Friday October 2, 2009
Boards’ role in managing competition
Whose Business Is It Anyway - By John Zinkin
They must understand their competitors’ operations to deal with the risks posed by them
MOST boards have a good idea of who their head-to-head competitors are and how they compare with their company – at least in terms of the products they offer.
That is good as far as it goes, but it does not go far enough.
Boards must understand the strategic competitive advantage of companies they compete with and the wider context of Michael Porter’s “Five Forces” framework.
Today, I will deal with strategic competitive advantage, leaving the “Five Forces” to next time.
Not all companies in a market segment have the same commitment even though they appear to be furious head-to-head competitors.
For example, a conglomerate for whom a given product market is only one line of business in its portfolio will be less committed to defending every percentage of market share than a company for whom the segment is its entire business.
In assessing whether a competitor has strategic staying power, it is therefore essential to understand how important the product market is to its bottom line.
It is also critical to understand whether the competitor has deep-enough pockets to do whatever it takes to keep up with changes in taste and technology to defend its position.
This requires a deep knowledge of the competitor’s value chain and where in that value chain are its sources of competitive advantage. Do they come from its:
● Capability in R&D: Not just its track record for research, design and innovation, but also its ability to bring products to market quickly and commercialise its ideas?
● Skills in purchasing: How good is it at buying better and cheaper than its rivals and ensuring continuity of supply?
● Approach to sourcing: Does it get its products from domestic suppliers, even though they might be more expensive because they are closer to home and therefore more flexible; or do they come from some complex global supply chain that could pose a reputation risk if something goes wrong over which they have no control?
● Manufacturing philosophy: Does it make or buy what it sells and if it makes, how good is it at producing quality products at competitive prices? Has it achieved economies of scale at the expense of flexible production, or has it focused on flexibility above all?

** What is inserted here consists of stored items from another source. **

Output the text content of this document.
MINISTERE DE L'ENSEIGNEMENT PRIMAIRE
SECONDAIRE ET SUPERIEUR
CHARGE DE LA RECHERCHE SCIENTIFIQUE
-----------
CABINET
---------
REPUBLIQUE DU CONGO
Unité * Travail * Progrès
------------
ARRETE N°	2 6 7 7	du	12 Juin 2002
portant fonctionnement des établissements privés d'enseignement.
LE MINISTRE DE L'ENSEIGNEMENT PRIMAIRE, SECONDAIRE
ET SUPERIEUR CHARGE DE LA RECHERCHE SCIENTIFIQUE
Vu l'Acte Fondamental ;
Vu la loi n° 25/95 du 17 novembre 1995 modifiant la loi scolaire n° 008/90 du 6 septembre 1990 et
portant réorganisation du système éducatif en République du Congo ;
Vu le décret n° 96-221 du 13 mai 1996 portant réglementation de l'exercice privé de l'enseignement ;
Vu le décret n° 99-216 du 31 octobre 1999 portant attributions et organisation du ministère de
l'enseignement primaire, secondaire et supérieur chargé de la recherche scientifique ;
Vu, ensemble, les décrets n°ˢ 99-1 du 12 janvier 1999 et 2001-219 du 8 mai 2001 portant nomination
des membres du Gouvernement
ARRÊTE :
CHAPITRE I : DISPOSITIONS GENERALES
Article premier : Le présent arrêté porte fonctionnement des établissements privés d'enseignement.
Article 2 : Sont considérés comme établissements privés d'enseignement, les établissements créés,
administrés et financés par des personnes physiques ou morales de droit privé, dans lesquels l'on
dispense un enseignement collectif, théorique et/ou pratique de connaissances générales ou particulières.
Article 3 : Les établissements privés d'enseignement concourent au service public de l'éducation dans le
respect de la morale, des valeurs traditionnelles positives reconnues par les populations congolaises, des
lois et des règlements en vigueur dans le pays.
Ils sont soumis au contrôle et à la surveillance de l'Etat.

● Logistics: How good is it at turning around an order and getting it to its customers within a competitive time frame?
● Distribution: Does it have exclusive arrangements and how committed are its distributors to its products or does it use intensive distribution where its products are offered to all and the lowest cost route to market wins? How well does it manage channel conflict?

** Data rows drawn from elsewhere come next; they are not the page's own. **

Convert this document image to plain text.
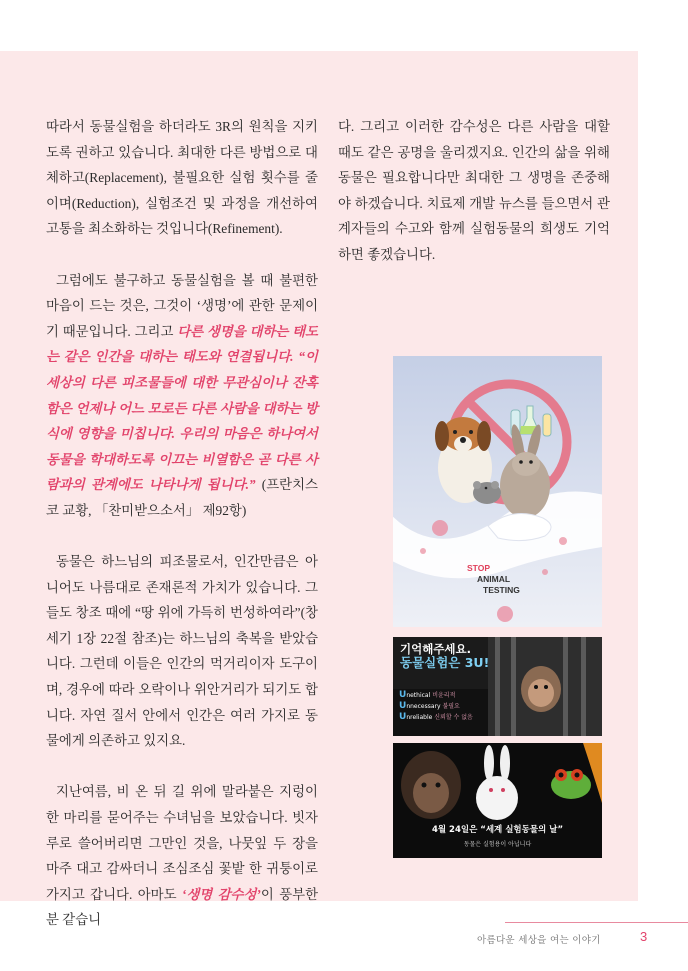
따라서 동물실험을 하더라도 3R의 원칙을 지키도록 권하고 있습니다. 최대한 다른 방법으로 대체하고(Replacement), 불필요한 실험 횟수를 줄이며(Reduction), 실험조건 및 과정을 개선하여 고통을 최소화하는 것입니다(Refinement).

그럼에도 불구하고 동물실험을 볼 때 불편한 마음이 드는 것은, 그것이 ‘생명’에 관한 문제이기 때문입니다. 그리고 다른 생명을 대하는 태도는 같은 인간을 대하는 태도와 연결됩니다. “이 세상의 다른 피조물들에 대한 무관심이나 잔혹함은 언제나 어느 모로든 다른 사람을 대하는 방식에 영향을 미칩니다. 우리의 마음은 하나여서 동물을 학대하도록 이끄는 비열함은 곧 다른 사람과의 관계에도 나타나게 됩니다.” (프란치스코 교황, 「찬미받으소서」 제92항)

동물은 하느님의 피조물로서, 인간만큼은 아니어도 나름대로 존재론적 가치가 있습니다. 그들도 창조 때에 “땅 위에 가득히 번성하여라”(창세기 1장 22절 참조)는 하느님의 축복을 받았습니다. 그런데 이들은 인간의 먹거리이자 도구이며, 경우에 따라 오락이나 위안거리가 되기도 합니다. 자연 질서 안에서 인간은 여러 가지로 동물에게 의존하고 있지요.

지난여름, 비 온 뒤 길 위에 말라붙은 지렁이 한 마리를 묻어주는 수녀님을 보았습니다. 빗자루로 쓸어버리면 그만인 것을, 나뭇잎 두 장을 마주 대고 감싸더니 조심조심 꽃밭 한 귀퉁이로 가지고 갑니다. 아마도 ‘생명 감수성’이 풍부한 분 같습니

다. 그리고 이러한 감수성은 다른 사람을 대할 때도 같은 공명을 울리겠지요. 인간의 삶을 위해 동물은 필요합니다만 최대한 그 생명을 존중해야 하겠습니다. 치료제 개발 뉴스를 들으면서 관계자들의 수고와 함께 실험동물의 희생도 기억하면 좋겠습니다.

STOP
ANIMAL
TESTING
기억해주세요.
동물실험은 3U!
Unethical 비윤리적
Unnecessary 불필요
Unreliable 신뢰할 수 없음
4월 24일은 “세계 실험동물의 날”
동물은 실험용이 아닙니다
아름다운 세상을 여는 이야기	3
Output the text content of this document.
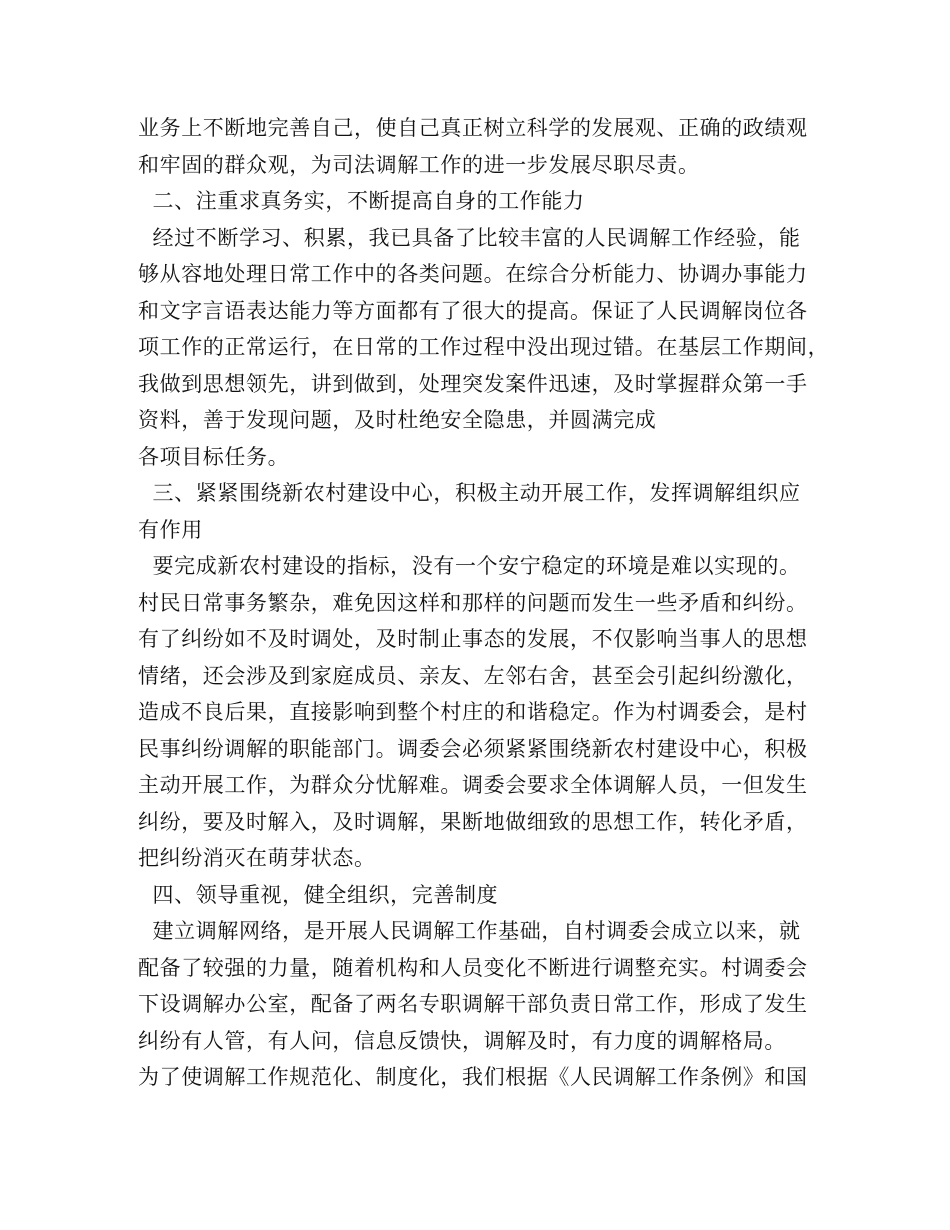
业务上不断地完善自己，使自己真正树立科学的发展观、正确的政绩观
和牢固的群众观，为司法调解工作的进一步发展尽职尽责。
二、注重求真务实，不断提高自身的工作能力
经过不断学习、积累，我已具备了比较丰富的人民调解工作经验，能
够从容地处理日常工作中的各类问题。在综合分析能力、协调办事能力
和文字言语表达能力等方面都有了很大的提高。保证了人民调解岗位各
项工作的正常运行，在日常的工作过程中没出现过错。在基层工作期间，
我做到思想领先，讲到做到，处理突发案件迅速，及时掌握群众第一手
资料，善于发现问题，及时杜绝安全隐患，并圆满完成
各项目标任务。
三、紧紧围绕新农村建设中心，积极主动开展工作，发挥调解组织应
有作用
要完成新农村建设的指标，没有一个安宁稳定的环境是难以实现的。
村民日常事务繁杂，难免因这样和那样的问题而发生一些矛盾和纠纷。
有了纠纷如不及时调处，及时制止事态的发展，不仅影响当事人的思想
情绪，还会涉及到家庭成员、亲友、左邻右舍，甚至会引起纠纷激化，
造成不良后果，直接影响到整个村庄的和谐稳定。作为村调委会，是村
民事纠纷调解的职能部门。调委会必须紧紧围绕新农村建设中心，积极
主动开展工作，为群众分忧解难。调委会要求全体调解人员，一但发生
纠纷，要及时解入，及时调解，果断地做细致的思想工作，转化矛盾，
把纠纷消灭在萌芽状态。
四、领导重视，健全组织，完善制度
建立调解网络，是开展人民调解工作基础，自村调委会成立以来，就
配备了较强的力量，随着机构和人员变化不断进行调整充实。村调委会
下设调解办公室，配备了两名专职调解干部负责日常工作，形成了发生
纠纷有人管，有人问，信息反馈快，调解及时，有力度的调解格局。
为了使调解工作规范化、制度化，我们根据《人民调解工作条例》和国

● Marketing: How good is it at managing the nine elements of the marketing mix (product, price, promotion, place, people, physical presence, policies, processes and procedures)? Does it have a good portfolio of brands that are distinctive, relevant and loved?
Does it understand which of its customers are profitable and which are cross-subsidised?
● Sales: Does it have enough sales people to cover the decision makers in each segment? Are they well trained and disciplined (with proper journey plans and call reports)? How good are they at assessing prospective client needs and at suggesting appropriate solutions?
Are the sales people “box sellers” or solution sellers? Do they understand systems thinking? Are they highly specialised, focused on a limited range or are they generalists covering a wide portfolio without understanding the key selling differentiators in depth?
Are there relationship managers whose job is to coordinate multiple sales approaches to a single client from different product divisions?
● Service: If after-sales service is involved, how good is it? Are the products reliable (they do not break down often); are they serviceable (they are easy to repair when they do break down)? How quick are the service response times and can equipment that has broken down be repaired in one call or does it take several visits by engineers to get equipment functioning properly again? How long is average “downtime”?
● Finance: How is it financed? How fast can it grow without having problems of funding? Does it have access to credit lines and is it good at managing its working capital? How much does it have to pay for its credit lines?
What is its risk-adjusted cost of capital and does that give it an advantage in setting hurdle rates of return, so that it can afford to invest in projects that would otherwise be unattractive?
What are the margins overall and by-product line and how important is any key product line to the profitability of the business as a whole?
This list is not exhaustive, but it does indicate how much boards must understand about their competitors to deal with the risks posed by them.